ロボットを導入して人件費を削減するなどし、究極のローコスト化を目指している「変なホテル」がついに関東進出――。ハウステンボス(長崎県佐世保市)内の1施設目に続いて2つ目となる「変なホテル舞浜 東京ベイ」(以下、舞浜)が2017年3月15日にオープンした(日経トレンディネット 関連記事「『変なホテル』大解剖! 接客ロボットよりすごいものがいっぱい!?」)。
ブランド名の「変な」という言葉は「奇妙な」という意味ではなく、変化し、進化し続けるホテルの意味とのこと。1施設目からどう変化し、進化しているのか。オープン当日の内覧会で確かめた。
スタッフ7人に対し、ロボットは140体!?
最寄りの駅は、東京ディズニーランド(以下「TDL」)がある舞浜駅。駅をはさんでTDLとは逆方面の、徒歩18分の距離にある。歩けないことはないが、かなりの距離だ(舞浜駅から出ている東京ベイシティバスに5分ほど乗って「富士見五丁目」で下車すれば目の前)。途中は住宅地で店舗もほとんどないので、家族連れならタクシーを使ったほうがよさそうだ。
ロビーに入ると、ティラノサウルス型ロボットがリアルな動きで迎える。その横ではゴミ箱ロボットが動き回ってゴミを回収しているし、右側の大きな水槽には魚ロボットが泳いでいるのが目を引く。
入り口左手がフロントで、そこにも2体の恐竜ロボットが待機し、宿泊客のチェックイン・チェックアウトの対応を行っている。目につくのはロボットばかりだが、それもそのはず、人間のスタッフ7人に対し、ロボットは140体(9種類)だという。「ハウステンボスでさまざまな実験と検証を重ね、スタート時に30人だったスタッフは現在7人になった。そこで舞浜では、最初から7人前後のスタッフでスタートする」(HISの澤田秀雄会長兼社長)。

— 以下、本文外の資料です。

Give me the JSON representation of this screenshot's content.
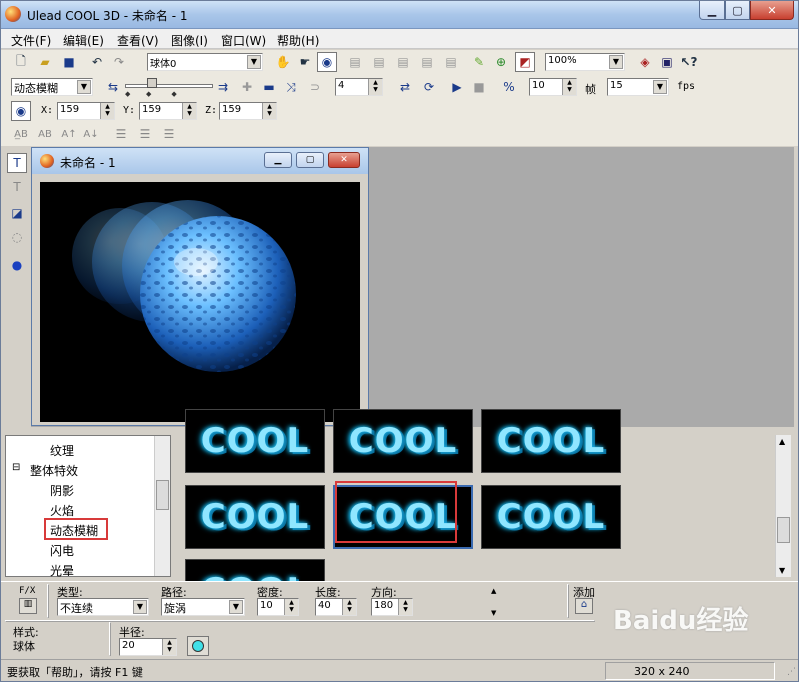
{
  "app": {
    "title": "Ulead COOL 3D - 未命名 - 1"
  },
  "menu": [
    "文件(F)",
    "编辑(E)",
    "查看(V)",
    "图像(I)",
    "窗口(W)",
    "帮助(H)"
  ],
  "toolbar1": {
    "object_select": "球体0",
    "zoom": "100%"
  },
  "toolbar2": {
    "effect_select": "动态模糊",
    "frame_value": "4",
    "rate_value": "10",
    "frame_label": "帧",
    "fps_value": "15",
    "fps_label": "fps"
  },
  "toolbar3": {
    "x_label": "X:",
    "x_value": "159",
    "y_label": "Y:",
    "y_value": "159",
    "z_label": "Z:",
    "z_value": "159"
  },
  "child_window": {
    "title": "未命名 - 1"
  },
  "tree": {
    "items": [
      "纹理",
      "整体特效",
      "阴影",
      "火焰",
      "动态模糊",
      "闪电",
      "光晕"
    ],
    "selected": "动态模糊"
  },
  "thumbnails": {
    "label": "COOL",
    "count": 7,
    "selected_index": 4
  },
  "attributes": {
    "fx_label": "F/X",
    "type_label": "类型:",
    "type_value": "不连续",
    "path_label": "路径:",
    "path_value": "旋涡",
    "density_label": "密度:",
    "density_value": "10",
    "length_label": "长度:",
    "length_value": "40",
    "direction_label": "方向:",
    "direction_value": "180",
    "add_label": "添加",
    "style_label": "样式:",
    "style_value": "球体",
    "radius_label": "半径:",
    "radius_value": "20"
  },
  "status": {
    "help_text": "要获取「帮助」，请按 F1 键",
    "dimensions": "320 x 240"
  },
  "watermark": {
    "text": "Baidu经验"
  },
  "colors": {
    "highlight": "#d83a3a",
    "titlebar": "#a9c6e9",
    "mdi_bg": "#aaaaaa",
    "sphere": "#3fa0f0"
  }
}
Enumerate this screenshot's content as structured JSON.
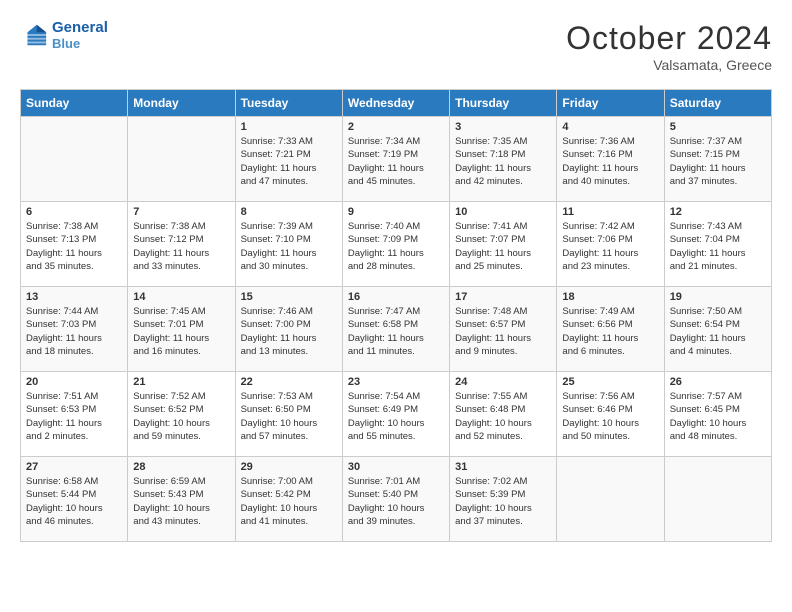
{
  "header": {
    "logo_line1": "General",
    "logo_line2": "Blue",
    "month": "October 2024",
    "location": "Valsamata, Greece"
  },
  "columns": [
    "Sunday",
    "Monday",
    "Tuesday",
    "Wednesday",
    "Thursday",
    "Friday",
    "Saturday"
  ],
  "weeks": [
    [
      {
        "day": "",
        "detail": ""
      },
      {
        "day": "",
        "detail": ""
      },
      {
        "day": "1",
        "detail": "Sunrise: 7:33 AM\nSunset: 7:21 PM\nDaylight: 11 hours\nand 47 minutes."
      },
      {
        "day": "2",
        "detail": "Sunrise: 7:34 AM\nSunset: 7:19 PM\nDaylight: 11 hours\nand 45 minutes."
      },
      {
        "day": "3",
        "detail": "Sunrise: 7:35 AM\nSunset: 7:18 PM\nDaylight: 11 hours\nand 42 minutes."
      },
      {
        "day": "4",
        "detail": "Sunrise: 7:36 AM\nSunset: 7:16 PM\nDaylight: 11 hours\nand 40 minutes."
      },
      {
        "day": "5",
        "detail": "Sunrise: 7:37 AM\nSunset: 7:15 PM\nDaylight: 11 hours\nand 37 minutes."
      }
    ],
    [
      {
        "day": "6",
        "detail": "Sunrise: 7:38 AM\nSunset: 7:13 PM\nDaylight: 11 hours\nand 35 minutes."
      },
      {
        "day": "7",
        "detail": "Sunrise: 7:38 AM\nSunset: 7:12 PM\nDaylight: 11 hours\nand 33 minutes."
      },
      {
        "day": "8",
        "detail": "Sunrise: 7:39 AM\nSunset: 7:10 PM\nDaylight: 11 hours\nand 30 minutes."
      },
      {
        "day": "9",
        "detail": "Sunrise: 7:40 AM\nSunset: 7:09 PM\nDaylight: 11 hours\nand 28 minutes."
      },
      {
        "day": "10",
        "detail": "Sunrise: 7:41 AM\nSunset: 7:07 PM\nDaylight: 11 hours\nand 25 minutes."
      },
      {
        "day": "11",
        "detail": "Sunrise: 7:42 AM\nSunset: 7:06 PM\nDaylight: 11 hours\nand 23 minutes."
      },
      {
        "day": "12",
        "detail": "Sunrise: 7:43 AM\nSunset: 7:04 PM\nDaylight: 11 hours\nand 21 minutes."
      }
    ],
    [
      {
        "day": "13",
        "detail": "Sunrise: 7:44 AM\nSunset: 7:03 PM\nDaylight: 11 hours\nand 18 minutes."
      },
      {
        "day": "14",
        "detail": "Sunrise: 7:45 AM\nSunset: 7:01 PM\nDaylight: 11 hours\nand 16 minutes."
      },
      {
        "day": "15",
        "detail": "Sunrise: 7:46 AM\nSunset: 7:00 PM\nDaylight: 11 hours\nand 13 minutes."
      },
      {
        "day": "16",
        "detail": "Sunrise: 7:47 AM\nSunset: 6:58 PM\nDaylight: 11 hours\nand 11 minutes."
      },
      {
        "day": "17",
        "detail": "Sunrise: 7:48 AM\nSunset: 6:57 PM\nDaylight: 11 hours\nand 9 minutes."
      },
      {
        "day": "18",
        "detail": "Sunrise: 7:49 AM\nSunset: 6:56 PM\nDaylight: 11 hours\nand 6 minutes."
      },
      {
        "day": "19",
        "detail": "Sunrise: 7:50 AM\nSunset: 6:54 PM\nDaylight: 11 hours\nand 4 minutes."
      }
    ],
    [
      {
        "day": "20",
        "detail": "Sunrise: 7:51 AM\nSunset: 6:53 PM\nDaylight: 11 hours\nand 2 minutes."
      },
      {
        "day": "21",
        "detail": "Sunrise: 7:52 AM\nSunset: 6:52 PM\nDaylight: 10 hours\nand 59 minutes."
      },
      {
        "day": "22",
        "detail": "Sunrise: 7:53 AM\nSunset: 6:50 PM\nDaylight: 10 hours\nand 57 minutes."
      },
      {
        "day": "23",
        "detail": "Sunrise: 7:54 AM\nSunset: 6:49 PM\nDaylight: 10 hours\nand 55 minutes."
      },
      {
        "day": "24",
        "detail": "Sunrise: 7:55 AM\nSunset: 6:48 PM\nDaylight: 10 hours\nand 52 minutes."
      },
      {
        "day": "25",
        "detail": "Sunrise: 7:56 AM\nSunset: 6:46 PM\nDaylight: 10 hours\nand 50 minutes."
      },
      {
        "day": "26",
        "detail": "Sunrise: 7:57 AM\nSunset: 6:45 PM\nDaylight: 10 hours\nand 48 minutes."
      }
    ],
    [
      {
        "day": "27",
        "detail": "Sunrise: 6:58 AM\nSunset: 5:44 PM\nDaylight: 10 hours\nand 46 minutes."
      },
      {
        "day": "28",
        "detail": "Sunrise: 6:59 AM\nSunset: 5:43 PM\nDaylight: 10 hours\nand 43 minutes."
      },
      {
        "day": "29",
        "detail": "Sunrise: 7:00 AM\nSunset: 5:42 PM\nDaylight: 10 hours\nand 41 minutes."
      },
      {
        "day": "30",
        "detail": "Sunrise: 7:01 AM\nSunset: 5:40 PM\nDaylight: 10 hours\nand 39 minutes."
      },
      {
        "day": "31",
        "detail": "Sunrise: 7:02 AM\nSunset: 5:39 PM\nDaylight: 10 hours\nand 37 minutes."
      },
      {
        "day": "",
        "detail": ""
      },
      {
        "day": "",
        "detail": ""
      }
    ]
  ]
}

取材当日はオープン日ということで複数のスタッフがいたが、通常のシフトでは1~2人が常駐し、ロボットでは対応できない部分をカバーするという。
真っ先に気が付いた変化は、ハウステンボスの受付で見かけた女性型ロボットの姿が見えないこと。「ファミリー客を想定し、エンターテインメント性を重視して恐竜ロボットだけにした」 (変なホテル舞浜 東京ベイの長井超生マネージャー)。さらに、ロッカーに荷物を収納してくれる巨大なロボットアームも、荷物を部屋まで運んでくれる「ポーターロボット」の姿も見えない。「スペース効率が悪いため、ここでは採用しなかった」(HISホテルホールディングスの平林朗社長)という。ハウステンボスの敷地面積は約1万6400平方メートル(144室)とゆとりがあったが、舞浜の敷地面積は約2000平方メートル(100室)とそれよりかなり小さめ。場所をとるロボットは動かしにくく、実用的ではないという判断なのだろう。
さらに、ハウステンボスで好評だった、ルームキーの代わりになる顔認証システムも採用していない。これもTDL目的の宿泊客が中心のため、エンターテインメント性をより重視した結果。変なホテルではその土地や状況にあったロボット・システムを導入し、一つひとつのホテルが異なるタイプになるという。